TEXTO Y FOTOS: RENZO SALAZAR

Luis Strauch y Washington Martínez son dos hermanos argentinos que llegaron al Perú a trabajar. La vida los separó por más de treinta años pero hace menos de doce meses volvieron a encontrarse en la estación de trenes de Retiro, Buenos Aires. Lamentablemente solo fue por treinta minutos porque estaban a punto de alejarse. Otra vez.

Washington llegó el año pasado a Lima y empezó a trabajar en la pizzería Macata´s en Barranco. Todo iba bien hasta que la pandemia del obligó al Poder Ejecutivo a decretar el estado de emergencia nacional y aislamiento social obligatorio. Washington quedó desempleado y sugirió a la dueña de la habitación que le alquilaba en San Juan de Miraflores que le permitiera pagar la mensualidad en cuotas.

Iba a ser difícil conseguir otro trabajo que no sea afectado por la cuarentena pero temporalmente podía realizar labores de electricidad o gasfitería junto a su hermano. La propietaria no accedió.

Pasaron los primeros tres días y fueron echados a pesar de que cabía la posibilidad de que los pagos de alquiler se suspendan. Los hermanos fueron a una comisaría a consultar sobre sus derechos pero esa situación no le agradó a la dueña y no dudó en disolver de inmediato el acuerdo.

LA ‘CASA DE PLAYA’

Ahora viven frente al mar pero no como sus nuevos vecinos de la Costanera de Villa, Chorrillos, ellos están un poco más cerca. Toda una casa de playa. Lo toman con humor porque prefieren no llorar. Luis aún no comprende cómo alguien puede abandonarlos a su suerte en este momento donde todos somos vulnerables al contagio del nuevo coronavirus. Está seguro que en su país no sucedería lo mismo con un peruano ni con nadie que necesite un refugio para pasar esta etapa de incertidumbre, escasez de dinero, trabajo, etc. En este momento parece no servir mucho sus profesiones, uno es desarrollador de software y otro maestro panadero.
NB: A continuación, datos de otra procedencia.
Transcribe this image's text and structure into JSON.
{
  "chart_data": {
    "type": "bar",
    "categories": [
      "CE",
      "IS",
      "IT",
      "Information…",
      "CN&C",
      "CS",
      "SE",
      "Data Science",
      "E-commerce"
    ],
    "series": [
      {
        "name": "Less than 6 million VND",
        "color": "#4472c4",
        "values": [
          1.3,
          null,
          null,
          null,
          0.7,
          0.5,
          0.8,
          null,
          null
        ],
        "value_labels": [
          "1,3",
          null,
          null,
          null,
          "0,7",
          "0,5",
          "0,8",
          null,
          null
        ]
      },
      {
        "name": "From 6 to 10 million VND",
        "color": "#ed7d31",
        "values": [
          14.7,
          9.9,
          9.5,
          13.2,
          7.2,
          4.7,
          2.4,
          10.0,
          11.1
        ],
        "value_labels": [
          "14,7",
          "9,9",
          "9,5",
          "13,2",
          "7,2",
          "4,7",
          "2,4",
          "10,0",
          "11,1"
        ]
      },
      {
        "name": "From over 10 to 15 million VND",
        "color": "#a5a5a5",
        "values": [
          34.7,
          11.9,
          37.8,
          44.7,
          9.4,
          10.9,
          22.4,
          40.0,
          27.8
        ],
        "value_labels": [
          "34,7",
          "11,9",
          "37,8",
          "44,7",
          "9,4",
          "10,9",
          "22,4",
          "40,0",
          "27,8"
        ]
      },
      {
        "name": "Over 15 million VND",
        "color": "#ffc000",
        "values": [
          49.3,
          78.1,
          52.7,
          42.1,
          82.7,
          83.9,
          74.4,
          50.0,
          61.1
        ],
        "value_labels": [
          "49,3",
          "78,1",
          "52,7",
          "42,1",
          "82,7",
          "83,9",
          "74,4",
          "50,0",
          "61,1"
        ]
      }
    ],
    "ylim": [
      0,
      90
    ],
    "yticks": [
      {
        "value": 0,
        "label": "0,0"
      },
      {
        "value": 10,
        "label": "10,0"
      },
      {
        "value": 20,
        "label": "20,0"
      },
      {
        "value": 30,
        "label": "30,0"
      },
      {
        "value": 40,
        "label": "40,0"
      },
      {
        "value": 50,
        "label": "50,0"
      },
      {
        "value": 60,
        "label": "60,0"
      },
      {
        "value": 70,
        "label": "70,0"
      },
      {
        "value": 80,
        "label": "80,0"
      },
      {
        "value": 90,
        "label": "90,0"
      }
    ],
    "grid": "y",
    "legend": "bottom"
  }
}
Hoy es el octavo día que dormirán en la arena y no cuenta como campamento porque les falta una carpa, un lugar cerrado para no respirar neblina por las noches o no exponerse tanto al sol en la mañana. Sus espaldas peladas y labios resecos los delatan. Ayer despertaron viendo una ola gigante que parecía que arrasaría con sus pocas pertenencias pero felizmente aún no sucede. Intentaron ir a la embajada de Argentina pero no pueden movilizarse por la ciudad porque ya no les queda dinero y los militares les prohíben el libre tránsito. Hasta les sugirieron que se queden ahí porque es un lugar despejado y solitario, perfecto para aislarse de los demás y evitar el contagio.

A la derecha está la cocina, que no es más que dos piedras sosteniendo una olla calentada con leña de cartones que la gente bota en la playa, una casa de nacimiento navideño y palos de madera que el mar trae a la orilla. Suficiente para cocinar arroz y freír un huevo o para hervir agua y tomarse un mate como buen argentino. Al lado izquierdo está el baño, también improvisado pero cumple su función.

Los serenazgos se acercan por ratos, algunos para regalarles agua o algo de comer y otros para tratar de botarlos pensando que están fumando algo ilegal. Ellos solo esperan que los que transitan por el lugar, no los confundan con vagabundos, es lo último que serían en su vida. Desean trabajar, vinieron para eso.